Thesis Defense Announcement
The Herff College of Engineering announces the Final Thesis Defense of
for the Degree of Master of Science
June 11, 2018 at 2:00 PM in Engineering Administration Building, Room 202C
Advisor: Jessica Amber Jennings
In Vitro Evaluations of the Effects on Chitosan Paste by the Derivatization of Chitosan
ABSTRACT: Complex musculoskeletal injuries, such as open fractures, are traumatic injuries that can be contaminated by bacteria upon injury or after admittance to a healthcare facility. Infection of these injuries leads to significant morbidity and mortality.
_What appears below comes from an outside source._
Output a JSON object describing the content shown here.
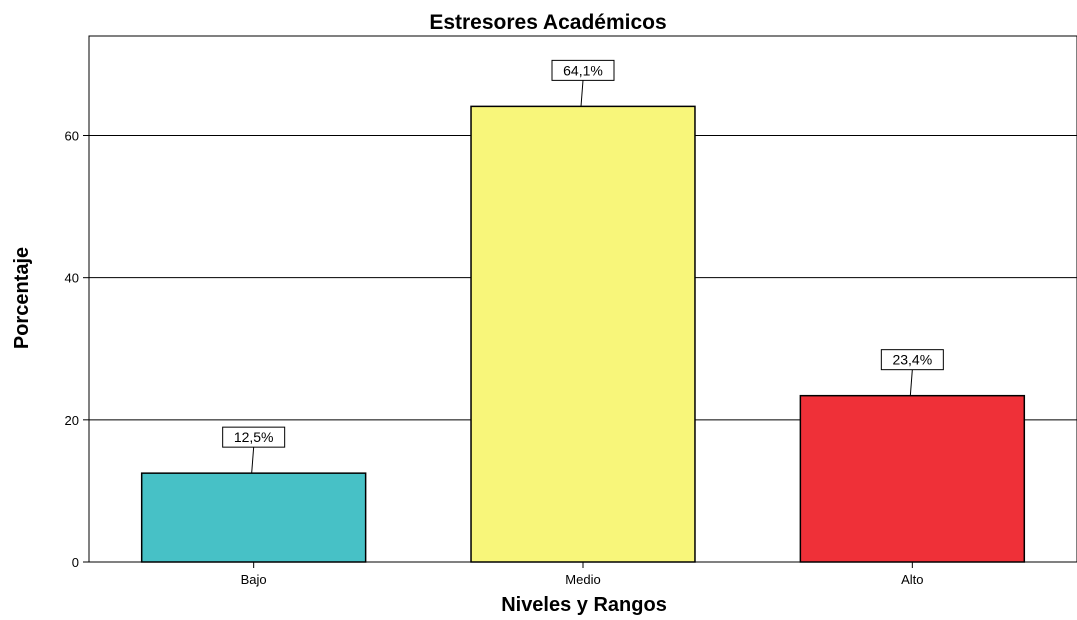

Local delivery systems have become popular adjunctive treatments alongside systemic antimicrobial therapy. Systems using chitosan, a natural biopolymer, have been shown to be biocompatible and able to degrade within in the body, but they exhibit bolus release kinetics. This research investigated a combination of a quaternized chitosan derivative, trimethyl chitosan, and a graft copolymer of chitosan, poly(ethylene glycol) diacrylate chitosan, as a local delivery systems for antimicrobials. Efficacy of this system was evaluated by testing antimicrobial elution, activity of eluted antimicrobials, enzymatic degradation properties, cytocompatibility, injectability, and adhesivity. Combination paste eluted active vancomycin and amikacin for 6 and 5 days, respectively, and was almost completely degraded after 14 days. Cytocompatibility of the combination with NIH3T3 fibroblasts was lower than cells grown on blank tissue culture plastic, 87.7% and 86.0% on days 1 and 3, respectively. Similar results were obtained for MC3T3 pre-osteoblasts having 96.3% and 83.0% viability on days 1 and 3, respectively. Combination paste was easily ejected and required 9.40N of force to completely eject from a standard 1 mL syringe. The combination was able to adhere to representative muscle tissue and removed by conditions similar to irrigation used in the management of complex musculoskeletal trauma. These preliminary results indicate that the combination of trimethyl chitosan and poly(ethylene glycol) diacrylate chitosan could be developed for local antimicrobial delivery to prevent infection.